Navigating: If you are using Google to navigate Columbia, you are in good hands with a few exceptions. When navigating to smaller towns, ask a local which road to take into town. Google maps will send you up crazy roughs roads that fool Google as drive-able because motorcyclists with phones pass over them quickly and drive the data to appear safe. 

Also, Google maps time estimates are very optimistic even on highways. We learned to double the travel time due to accidents, rough roads, toll booth slow downs, construction and other more random events. All that being said, the highways are really nice except for the sudden deep potholes.
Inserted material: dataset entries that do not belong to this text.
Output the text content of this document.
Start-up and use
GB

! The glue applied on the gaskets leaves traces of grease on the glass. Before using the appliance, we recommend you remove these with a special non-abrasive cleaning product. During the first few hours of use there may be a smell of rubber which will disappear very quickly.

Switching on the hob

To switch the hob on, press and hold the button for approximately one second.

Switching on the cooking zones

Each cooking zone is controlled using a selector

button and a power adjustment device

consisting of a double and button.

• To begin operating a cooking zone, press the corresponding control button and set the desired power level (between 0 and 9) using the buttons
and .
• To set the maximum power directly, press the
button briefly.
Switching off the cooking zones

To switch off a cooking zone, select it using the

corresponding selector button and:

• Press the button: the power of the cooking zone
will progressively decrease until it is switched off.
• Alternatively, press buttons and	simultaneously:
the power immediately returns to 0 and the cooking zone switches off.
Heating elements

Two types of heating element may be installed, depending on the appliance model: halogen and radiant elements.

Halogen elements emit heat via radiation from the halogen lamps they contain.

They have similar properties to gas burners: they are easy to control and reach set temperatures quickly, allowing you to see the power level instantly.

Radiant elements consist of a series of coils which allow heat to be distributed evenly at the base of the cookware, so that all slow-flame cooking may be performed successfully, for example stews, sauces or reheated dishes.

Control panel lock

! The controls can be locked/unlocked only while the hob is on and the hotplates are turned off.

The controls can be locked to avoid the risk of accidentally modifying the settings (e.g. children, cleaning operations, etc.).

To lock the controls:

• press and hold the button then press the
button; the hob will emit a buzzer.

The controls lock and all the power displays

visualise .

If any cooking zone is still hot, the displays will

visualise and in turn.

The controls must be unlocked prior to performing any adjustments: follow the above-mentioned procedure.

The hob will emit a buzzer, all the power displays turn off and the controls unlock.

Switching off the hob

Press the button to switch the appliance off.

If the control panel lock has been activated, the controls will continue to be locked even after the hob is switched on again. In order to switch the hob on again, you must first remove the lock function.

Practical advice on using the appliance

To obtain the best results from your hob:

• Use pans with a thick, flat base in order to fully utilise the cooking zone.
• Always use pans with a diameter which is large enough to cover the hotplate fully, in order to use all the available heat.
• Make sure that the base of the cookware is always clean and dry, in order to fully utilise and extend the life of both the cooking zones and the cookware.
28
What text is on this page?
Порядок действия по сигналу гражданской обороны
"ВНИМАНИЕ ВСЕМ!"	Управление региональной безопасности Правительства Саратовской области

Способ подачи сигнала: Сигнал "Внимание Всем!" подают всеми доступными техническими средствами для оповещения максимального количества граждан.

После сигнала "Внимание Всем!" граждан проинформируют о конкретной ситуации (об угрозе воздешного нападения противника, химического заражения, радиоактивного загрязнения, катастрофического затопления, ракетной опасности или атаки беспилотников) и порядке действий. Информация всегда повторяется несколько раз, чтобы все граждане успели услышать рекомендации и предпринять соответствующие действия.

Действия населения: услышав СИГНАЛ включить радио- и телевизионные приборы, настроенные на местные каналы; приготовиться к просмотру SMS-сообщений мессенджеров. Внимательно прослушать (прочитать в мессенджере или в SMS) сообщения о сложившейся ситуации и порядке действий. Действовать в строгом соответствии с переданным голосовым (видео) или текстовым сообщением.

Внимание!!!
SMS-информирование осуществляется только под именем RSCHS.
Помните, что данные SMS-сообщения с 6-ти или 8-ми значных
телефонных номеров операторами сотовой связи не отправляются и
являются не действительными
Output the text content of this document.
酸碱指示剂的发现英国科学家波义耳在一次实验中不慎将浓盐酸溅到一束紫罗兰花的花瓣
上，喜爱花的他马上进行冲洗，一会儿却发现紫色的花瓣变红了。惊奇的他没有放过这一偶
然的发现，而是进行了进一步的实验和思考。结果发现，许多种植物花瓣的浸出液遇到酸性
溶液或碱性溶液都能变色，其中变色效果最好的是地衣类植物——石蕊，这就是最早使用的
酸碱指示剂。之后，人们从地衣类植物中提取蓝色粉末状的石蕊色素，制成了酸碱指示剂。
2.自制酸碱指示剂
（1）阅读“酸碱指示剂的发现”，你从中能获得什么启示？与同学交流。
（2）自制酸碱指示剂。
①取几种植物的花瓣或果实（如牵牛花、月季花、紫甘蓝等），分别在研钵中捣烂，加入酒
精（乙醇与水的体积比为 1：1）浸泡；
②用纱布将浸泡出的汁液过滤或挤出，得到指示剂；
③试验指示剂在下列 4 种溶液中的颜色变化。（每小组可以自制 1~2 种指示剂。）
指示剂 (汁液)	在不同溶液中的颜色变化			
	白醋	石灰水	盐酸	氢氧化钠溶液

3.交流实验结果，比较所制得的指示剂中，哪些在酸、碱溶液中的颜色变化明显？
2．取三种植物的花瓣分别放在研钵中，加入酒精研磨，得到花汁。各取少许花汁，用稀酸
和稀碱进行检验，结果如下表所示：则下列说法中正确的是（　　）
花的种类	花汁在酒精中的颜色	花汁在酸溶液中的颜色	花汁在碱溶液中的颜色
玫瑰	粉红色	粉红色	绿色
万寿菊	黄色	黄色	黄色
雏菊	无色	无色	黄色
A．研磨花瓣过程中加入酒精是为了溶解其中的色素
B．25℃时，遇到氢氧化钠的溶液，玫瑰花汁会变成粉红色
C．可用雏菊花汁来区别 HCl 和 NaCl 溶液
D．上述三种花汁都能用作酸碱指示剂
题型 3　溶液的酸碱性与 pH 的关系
Again, Columbia is no place for cruise control.

One of the nicest highways is Highway 45. We also drove 50 and 60 which had smooth pavement.

If you have the experience of driving at night, perhaps because you trusted Google’s travel estimate, you will find no lights on smaller roads. So, if driving small mountain roads at night, it’s good to try to stick to the back of a commuter bus like the red one below. If you do, you will have better vision around corners and will go faster. Also, traffic coming the other way stops for the bus on narrow passes. You will be amazed at how nimble these buses are through rough roads and sharp curves.

On small mountain roads, large vehicles make their way. Passing requires stopping and inching to pass. In person, it’s very loud with pumping air brakes and shocks working hard.

So, yes, it’s possible to drive all over Columbia. It takes a driver who can be alert at all times and a second person to navigate. In our case, it sometimes took 2 people finding better routes on Google and one driver making as much time as possible. So, plan well and go enjoy!